DE ACORDO Representante dos herdeiros, a advogada Wanessa Amaral assinou o acordo e explicou que o objetivo, desde o início, é conciliar, encontrar uma solução, tendo em vista os 50 anos do processo na Justiça. “Vamos falar com nossos clientes sobre a oferta da prefeitura de pagamento pela área e pedir que eles analisem. Trata-se de uma família criada em Santa Tereza e informamos que não se trata de especulação imobiliária”. Wanessa disse ainda que, na área total de 2,9 mil metros quadrados, já foi fechado um acordo, já em fase de finalização, com o Clube Oásis.

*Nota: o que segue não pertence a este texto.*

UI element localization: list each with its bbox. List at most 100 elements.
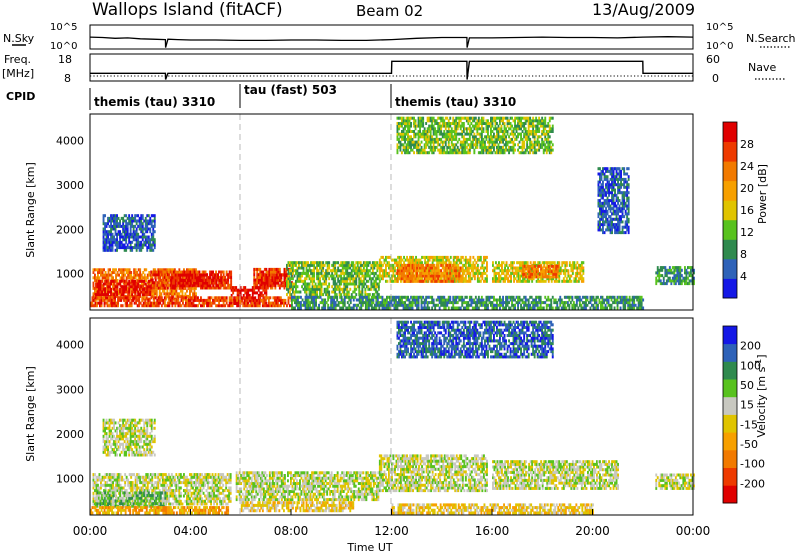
data-cell: [365, 285, 368, 289]
data-cell: [568, 306, 571, 310]
data-cell: [108, 248, 111, 252]
data-cell: [140, 290, 143, 294]
data-cell: [477, 301, 480, 305]
data-cell: [310, 295, 313, 299]
data-cell: [473, 271, 476, 275]
data-cell: [290, 277, 293, 281]
data-cell: [151, 304, 154, 308]
data-cell: [595, 301, 598, 305]
data-cell: [150, 286, 153, 290]
data-cell: [143, 279, 146, 283]
data-cell: [453, 274, 456, 278]
data-cell: [314, 261, 317, 265]
data-cell: [91, 304, 94, 308]
data-cell: [228, 304, 231, 308]
data-cell: [495, 261, 497, 265]
data-cell: [687, 266, 689, 270]
data-cell: [621, 301, 623, 305]
data-cell: [362, 277, 365, 281]
data-cell: [122, 287, 125, 291]
data-cell: [306, 303, 308, 307]
data-cell: [665, 271, 668, 275]
data-cell: [136, 279, 139, 282]
data-cell: [461, 263, 464, 267]
cpid-label: CPID: [6, 90, 35, 103]
data-cell: [365, 261, 368, 265]
data-cell: [464, 274, 467, 278]
data-cell: [516, 271, 518, 275]
data-cell: [373, 293, 376, 297]
data-cell: [305, 285, 308, 289]
data-cell: [491, 295, 494, 299]
data-cell: [366, 295, 369, 299]
data-cell: [222, 286, 225, 290]
data-cell: [275, 304, 278, 308]
data-cell: [440, 271, 443, 275]
data-cell: [379, 301, 382, 305]
data-cell: [110, 216, 112, 220]
data-cell: [307, 303, 310, 307]
data-cell: [154, 296, 157, 300]
data-cell: [539, 295, 542, 299]
data-cell: [336, 298, 339, 302]
data-cell: [440, 295, 443, 299]
data-cell: [272, 267, 275, 271]
data-cell: [463, 258, 466, 262]
data-cell: [128, 276, 131, 280]
data-cell: [187, 281, 189, 285]
data-cell: [230, 296, 233, 300]
data-cell: [461, 255, 464, 259]
data-cell: [609, 303, 611, 307]
data-cell: [416, 295, 418, 299]
data-cell: [141, 293, 144, 297]
data-cell: [546, 270, 549, 274]
data-cell: [483, 269, 485, 273]
data-cell: [174, 276, 177, 280]
data-cell: [458, 306, 461, 310]
data-cell: [378, 269, 381, 273]
data-cell: [343, 263, 346, 267]
data-cell: [156, 283, 159, 287]
data-cell: [585, 295, 587, 299]
data-cell: [122, 273, 125, 277]
data-cell: [272, 278, 275, 282]
data-cell: [218, 279, 221, 282]
data-cell: [105, 240, 108, 244]
data-cell: [455, 306, 458, 310]
data-cell: [521, 301, 524, 305]
data-cell: [345, 295, 348, 299]
data-cell: [478, 279, 481, 283]
data-cell: [134, 246, 137, 250]
data-cell: [682, 276, 685, 280]
data-cell: [289, 263, 291, 267]
data-cell: [472, 266, 475, 270]
data-cell: [355, 277, 358, 281]
data-cell: [259, 267, 262, 271]
data-cell: [385, 255, 387, 259]
data-cell: [476, 274, 479, 278]
data-cell: [105, 235, 108, 239]
data-cell: [143, 293, 146, 297]
data-cell: [157, 275, 160, 279]
data-cell: [173, 279, 176, 282]
data-cell: [476, 271, 479, 275]
data-cell: [431, 295, 434, 299]
data-cell: [438, 301, 441, 305]
data-cell: [637, 303, 640, 307]
data-cell: [134, 232, 137, 236]
data-cell: [140, 243, 143, 247]
data-cell: [299, 290, 302, 294]
data-cell: [193, 273, 195, 277]
data-cell: [416, 303, 418, 307]
data-cell: [153, 243, 156, 247]
data-cell: [278, 273, 281, 277]
data-cell: [505, 295, 507, 299]
data-cell: [498, 263, 500, 267]
data-cell: [143, 240, 146, 244]
data-cell: [164, 286, 167, 290]
data-cell: [274, 267, 277, 271]
data-cell: [138, 296, 141, 300]
data-cell: [619, 298, 622, 302]
data-cell: [446, 263, 449, 267]
data-cell: [536, 301, 539, 305]
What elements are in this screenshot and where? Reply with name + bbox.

O juiz Fernando Lamego Sleumer destacou, ao fim da audiência, que o despejo marcado para depois de amanhã está suspenso e reiterou as ações administrativas por parte da prefeitura, incluindo o tombamento da área de quilombo e direito do potencial construtivo. Até a definição final, no prazo estipulado de 100 dias a partir de ontem, a comunidade vai continuar no chamado Quilombo da Família Souza.